Mas tendo em conta que abri a possibilidade, cada um me vai dando os seus pareceres e opiniões. Quem me conhece diz-me para ir com amigos, com quem confio e que partilhem um pouco da minha mentalidade - mas o que as pessoas em geral não parecem perceber é que eu não gosto de todo o ambiente criado à volta deste tipo de eventos, em que a "diversão" não é sequer a palavra de ordem: é o álcool, são as drogas, é a degradação em estado puro. Tudo meios para atingir um fim que eu não entendo mas que me vejo obrigada a respeitar - e sou muito mais feliz desde que, a partir de há uns meses para cá, "deitei a toalha ao chão" e desisti de "evangelizar" as pessoas neste sentido. Hoje em dia não me pronuncio sobre o culto do álcool e das drogas, até porque a maioria das pessoas com quem me dou sabem a minha posição - e, neste momento, só peço que me respeitem a mim como eu tento fazer com os outros.

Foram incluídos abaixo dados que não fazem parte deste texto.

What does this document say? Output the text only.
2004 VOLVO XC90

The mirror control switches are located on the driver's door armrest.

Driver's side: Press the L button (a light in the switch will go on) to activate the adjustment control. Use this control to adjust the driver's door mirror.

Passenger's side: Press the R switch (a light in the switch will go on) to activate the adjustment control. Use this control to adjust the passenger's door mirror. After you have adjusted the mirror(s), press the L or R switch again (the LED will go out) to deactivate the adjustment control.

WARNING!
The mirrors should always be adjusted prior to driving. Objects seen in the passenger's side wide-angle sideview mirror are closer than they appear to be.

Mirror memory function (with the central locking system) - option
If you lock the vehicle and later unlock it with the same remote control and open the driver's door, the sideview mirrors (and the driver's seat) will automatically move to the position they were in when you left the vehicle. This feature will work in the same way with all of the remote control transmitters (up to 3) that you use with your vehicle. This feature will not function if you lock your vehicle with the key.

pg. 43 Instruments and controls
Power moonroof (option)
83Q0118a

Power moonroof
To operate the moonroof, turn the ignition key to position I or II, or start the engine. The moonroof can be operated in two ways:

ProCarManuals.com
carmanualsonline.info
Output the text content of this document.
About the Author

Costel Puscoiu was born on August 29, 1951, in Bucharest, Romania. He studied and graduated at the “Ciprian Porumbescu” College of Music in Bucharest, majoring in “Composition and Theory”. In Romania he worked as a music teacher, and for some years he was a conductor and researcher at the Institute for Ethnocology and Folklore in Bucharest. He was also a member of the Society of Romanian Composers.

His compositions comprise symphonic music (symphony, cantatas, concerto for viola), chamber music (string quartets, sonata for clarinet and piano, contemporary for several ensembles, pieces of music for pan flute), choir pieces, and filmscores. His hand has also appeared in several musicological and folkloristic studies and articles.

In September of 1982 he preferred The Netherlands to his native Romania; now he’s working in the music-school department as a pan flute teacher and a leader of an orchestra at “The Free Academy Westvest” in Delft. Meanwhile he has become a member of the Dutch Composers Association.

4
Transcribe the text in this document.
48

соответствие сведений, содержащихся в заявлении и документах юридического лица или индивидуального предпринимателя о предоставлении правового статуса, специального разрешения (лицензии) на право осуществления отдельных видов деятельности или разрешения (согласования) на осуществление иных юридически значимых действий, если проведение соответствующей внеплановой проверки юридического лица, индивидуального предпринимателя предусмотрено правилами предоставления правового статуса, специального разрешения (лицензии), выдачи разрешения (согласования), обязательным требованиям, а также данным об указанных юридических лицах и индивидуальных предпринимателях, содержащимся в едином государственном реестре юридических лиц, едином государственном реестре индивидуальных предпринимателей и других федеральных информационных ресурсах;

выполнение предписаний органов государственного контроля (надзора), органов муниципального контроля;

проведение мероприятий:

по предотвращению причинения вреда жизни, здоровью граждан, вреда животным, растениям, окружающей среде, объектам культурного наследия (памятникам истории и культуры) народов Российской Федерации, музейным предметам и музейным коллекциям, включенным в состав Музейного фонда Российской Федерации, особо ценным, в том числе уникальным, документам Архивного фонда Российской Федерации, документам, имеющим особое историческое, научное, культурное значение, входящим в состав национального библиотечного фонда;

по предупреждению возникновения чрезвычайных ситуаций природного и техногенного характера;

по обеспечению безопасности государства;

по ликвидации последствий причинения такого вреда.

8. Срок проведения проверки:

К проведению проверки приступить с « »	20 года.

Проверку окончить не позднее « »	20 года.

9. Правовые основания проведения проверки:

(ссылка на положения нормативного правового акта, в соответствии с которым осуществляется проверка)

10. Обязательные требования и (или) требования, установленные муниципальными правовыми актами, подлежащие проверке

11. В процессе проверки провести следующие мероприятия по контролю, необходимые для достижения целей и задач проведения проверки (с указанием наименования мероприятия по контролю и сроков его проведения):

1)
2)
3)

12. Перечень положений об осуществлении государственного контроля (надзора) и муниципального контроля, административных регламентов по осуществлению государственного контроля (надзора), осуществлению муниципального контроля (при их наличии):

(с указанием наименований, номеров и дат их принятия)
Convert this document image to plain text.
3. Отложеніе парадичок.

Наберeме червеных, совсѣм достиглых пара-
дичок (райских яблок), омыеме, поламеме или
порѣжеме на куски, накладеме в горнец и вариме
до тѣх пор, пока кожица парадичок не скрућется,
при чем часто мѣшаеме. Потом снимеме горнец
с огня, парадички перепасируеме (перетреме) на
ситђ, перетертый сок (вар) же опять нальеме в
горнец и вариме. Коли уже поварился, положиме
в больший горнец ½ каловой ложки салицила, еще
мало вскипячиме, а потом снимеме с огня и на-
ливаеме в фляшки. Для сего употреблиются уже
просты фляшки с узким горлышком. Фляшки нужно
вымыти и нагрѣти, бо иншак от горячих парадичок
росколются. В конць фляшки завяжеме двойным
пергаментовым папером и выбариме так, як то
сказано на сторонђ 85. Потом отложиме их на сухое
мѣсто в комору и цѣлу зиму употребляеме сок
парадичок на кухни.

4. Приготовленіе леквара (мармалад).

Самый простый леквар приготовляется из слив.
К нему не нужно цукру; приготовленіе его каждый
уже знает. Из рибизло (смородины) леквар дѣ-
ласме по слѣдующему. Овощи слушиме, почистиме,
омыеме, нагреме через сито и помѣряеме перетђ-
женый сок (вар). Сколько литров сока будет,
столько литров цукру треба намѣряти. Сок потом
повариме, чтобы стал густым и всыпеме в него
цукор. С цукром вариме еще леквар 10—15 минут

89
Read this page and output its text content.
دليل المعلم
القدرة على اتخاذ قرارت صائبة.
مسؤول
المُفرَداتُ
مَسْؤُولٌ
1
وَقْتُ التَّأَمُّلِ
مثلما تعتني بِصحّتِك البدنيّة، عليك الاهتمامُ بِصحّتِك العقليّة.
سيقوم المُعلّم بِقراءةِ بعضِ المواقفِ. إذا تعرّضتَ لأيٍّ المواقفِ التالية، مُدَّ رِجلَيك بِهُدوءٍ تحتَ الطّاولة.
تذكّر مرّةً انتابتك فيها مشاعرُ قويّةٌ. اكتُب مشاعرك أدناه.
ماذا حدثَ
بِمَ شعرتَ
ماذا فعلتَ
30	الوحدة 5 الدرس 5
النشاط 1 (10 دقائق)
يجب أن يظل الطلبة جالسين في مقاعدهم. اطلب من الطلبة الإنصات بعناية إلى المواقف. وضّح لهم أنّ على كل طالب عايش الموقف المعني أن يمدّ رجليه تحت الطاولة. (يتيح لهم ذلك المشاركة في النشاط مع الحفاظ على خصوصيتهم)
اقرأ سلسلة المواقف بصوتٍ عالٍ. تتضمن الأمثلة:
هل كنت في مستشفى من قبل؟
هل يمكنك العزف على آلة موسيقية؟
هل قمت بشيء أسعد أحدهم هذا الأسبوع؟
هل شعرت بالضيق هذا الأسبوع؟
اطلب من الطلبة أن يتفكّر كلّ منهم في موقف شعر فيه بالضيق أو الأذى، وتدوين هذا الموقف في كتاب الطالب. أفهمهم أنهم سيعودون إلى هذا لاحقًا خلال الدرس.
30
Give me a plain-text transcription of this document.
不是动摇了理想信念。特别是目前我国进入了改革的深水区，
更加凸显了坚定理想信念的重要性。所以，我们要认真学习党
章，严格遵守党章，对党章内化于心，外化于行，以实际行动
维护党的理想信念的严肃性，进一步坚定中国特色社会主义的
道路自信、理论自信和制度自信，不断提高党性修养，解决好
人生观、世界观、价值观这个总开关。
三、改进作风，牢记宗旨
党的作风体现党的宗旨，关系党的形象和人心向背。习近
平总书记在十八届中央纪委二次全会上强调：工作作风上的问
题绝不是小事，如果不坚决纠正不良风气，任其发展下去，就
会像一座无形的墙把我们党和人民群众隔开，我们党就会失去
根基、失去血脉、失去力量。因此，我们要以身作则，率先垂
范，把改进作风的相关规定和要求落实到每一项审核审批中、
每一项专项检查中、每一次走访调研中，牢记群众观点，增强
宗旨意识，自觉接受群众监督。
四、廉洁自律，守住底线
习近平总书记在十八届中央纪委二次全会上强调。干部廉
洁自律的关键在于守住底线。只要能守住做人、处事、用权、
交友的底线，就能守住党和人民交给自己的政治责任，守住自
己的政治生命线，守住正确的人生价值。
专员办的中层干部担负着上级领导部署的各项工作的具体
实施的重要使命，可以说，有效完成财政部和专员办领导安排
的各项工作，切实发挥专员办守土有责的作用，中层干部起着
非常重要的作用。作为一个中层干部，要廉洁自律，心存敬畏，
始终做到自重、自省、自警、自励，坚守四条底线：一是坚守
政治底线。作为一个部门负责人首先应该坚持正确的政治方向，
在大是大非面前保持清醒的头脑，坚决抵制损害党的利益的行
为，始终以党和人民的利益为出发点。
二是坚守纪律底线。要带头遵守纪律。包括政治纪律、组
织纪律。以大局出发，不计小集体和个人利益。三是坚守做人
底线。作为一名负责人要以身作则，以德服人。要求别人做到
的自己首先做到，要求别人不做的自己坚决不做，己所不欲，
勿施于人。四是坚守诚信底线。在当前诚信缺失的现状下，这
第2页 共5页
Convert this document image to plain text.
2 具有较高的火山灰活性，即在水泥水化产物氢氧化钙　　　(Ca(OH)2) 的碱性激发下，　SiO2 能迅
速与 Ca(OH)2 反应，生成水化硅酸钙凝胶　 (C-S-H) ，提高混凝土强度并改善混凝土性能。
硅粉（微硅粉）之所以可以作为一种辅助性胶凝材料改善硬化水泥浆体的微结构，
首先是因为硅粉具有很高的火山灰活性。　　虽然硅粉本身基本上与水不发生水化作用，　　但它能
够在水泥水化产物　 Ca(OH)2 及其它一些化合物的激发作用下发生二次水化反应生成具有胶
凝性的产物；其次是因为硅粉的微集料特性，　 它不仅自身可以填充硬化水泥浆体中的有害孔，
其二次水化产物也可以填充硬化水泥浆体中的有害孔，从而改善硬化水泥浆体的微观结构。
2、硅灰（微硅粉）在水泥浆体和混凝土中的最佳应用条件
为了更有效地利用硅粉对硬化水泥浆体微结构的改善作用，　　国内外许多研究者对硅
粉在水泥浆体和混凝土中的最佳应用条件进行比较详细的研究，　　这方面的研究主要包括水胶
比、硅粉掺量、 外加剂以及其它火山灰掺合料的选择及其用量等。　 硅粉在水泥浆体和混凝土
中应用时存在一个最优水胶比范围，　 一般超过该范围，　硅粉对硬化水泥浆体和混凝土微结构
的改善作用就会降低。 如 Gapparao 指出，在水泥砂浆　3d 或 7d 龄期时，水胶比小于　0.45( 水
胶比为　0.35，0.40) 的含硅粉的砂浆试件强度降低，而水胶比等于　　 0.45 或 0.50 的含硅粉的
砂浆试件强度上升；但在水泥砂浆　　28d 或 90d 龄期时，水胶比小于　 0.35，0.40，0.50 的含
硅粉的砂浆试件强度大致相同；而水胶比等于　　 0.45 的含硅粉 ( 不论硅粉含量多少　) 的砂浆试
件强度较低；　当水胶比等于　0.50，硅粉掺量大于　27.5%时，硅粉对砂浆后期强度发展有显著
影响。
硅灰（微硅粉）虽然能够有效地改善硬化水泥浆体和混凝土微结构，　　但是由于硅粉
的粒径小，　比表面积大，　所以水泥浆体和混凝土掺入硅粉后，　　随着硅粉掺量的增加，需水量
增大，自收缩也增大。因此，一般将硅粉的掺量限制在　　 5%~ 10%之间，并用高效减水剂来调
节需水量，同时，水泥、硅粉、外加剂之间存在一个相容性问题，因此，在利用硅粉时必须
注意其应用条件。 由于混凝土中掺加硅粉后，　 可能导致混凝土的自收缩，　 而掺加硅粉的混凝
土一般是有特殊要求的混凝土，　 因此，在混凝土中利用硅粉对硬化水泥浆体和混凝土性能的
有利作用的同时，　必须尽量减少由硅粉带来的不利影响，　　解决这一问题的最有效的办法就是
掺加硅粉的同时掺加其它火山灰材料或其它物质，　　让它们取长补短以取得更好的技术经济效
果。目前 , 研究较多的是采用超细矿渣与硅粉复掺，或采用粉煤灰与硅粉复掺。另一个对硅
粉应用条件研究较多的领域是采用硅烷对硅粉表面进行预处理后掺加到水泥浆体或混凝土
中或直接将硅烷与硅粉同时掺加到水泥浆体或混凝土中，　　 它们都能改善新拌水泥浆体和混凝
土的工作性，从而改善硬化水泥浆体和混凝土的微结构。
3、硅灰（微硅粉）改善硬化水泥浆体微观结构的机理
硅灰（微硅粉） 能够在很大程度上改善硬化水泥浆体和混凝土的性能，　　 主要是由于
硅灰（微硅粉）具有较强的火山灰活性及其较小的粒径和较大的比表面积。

Hoje, quando levei a minha novíssima camisola de curso para o escritório e as minhas colegas se aperceberam que era para esta semana académica, começaram logo a divagar sobre os "bons tempos" em que se perdiam entre shots naquelas barraquinhas. Vi-me obrigada a dizer que nunca tinha ido à queima e que, ainda para mais, não bebia álcool. Senti, nos olhares de algumas delas, algum julgamento (para além da óbvia surpresa) - como quem diz "olha mais uma mosquinha morta". Para mim, foi como pôr álcool em cima de uma ferida que já há algum tempo estava esquecida.
Faço-me rodear de tão pouca gente que todos eles acabam por saber a minha posição em relação a tudo isto; sabem que não vale a pena explicar, que não vale a pena tentar demover-me e, acima de tudo, que tudo isto é movido por razões pessoais suficientemente poderosas e dolorosas para as minhas convicções nunca se deixarem abater. E hoje, explicar tudo de novo - por superficial que essa explicação tenha sido - para pessoas que ainda me conhecem mal, mexeu realmente comigo. É fácil conquistar as pessoas quando se é "fixe", quando se tem comportamentos que estão na moda e são comuns e aceites; seria muito melhor eu dizer que me ia embebedar na queima e que tinha comprado o passe semanal e fazer com que todas elas me mostrassem e contassem os seus momentos loucos dos seus "bons velhos anos". Mas não. Eu sou a conservadora, a chata, a "idosa" daquele escritório, que em vez de beber mais álcool numa semana do que elas bebem num mês, bebeu menos álcool na vida inteira do que elas bebem numa semana. Nesta faceta, sou uma "mosquinha morta". E nestes dias, em que olham para mim só por este meu lado conservador, dói-me particularmente a alma. Porque eu sou muito mais que tudo isto.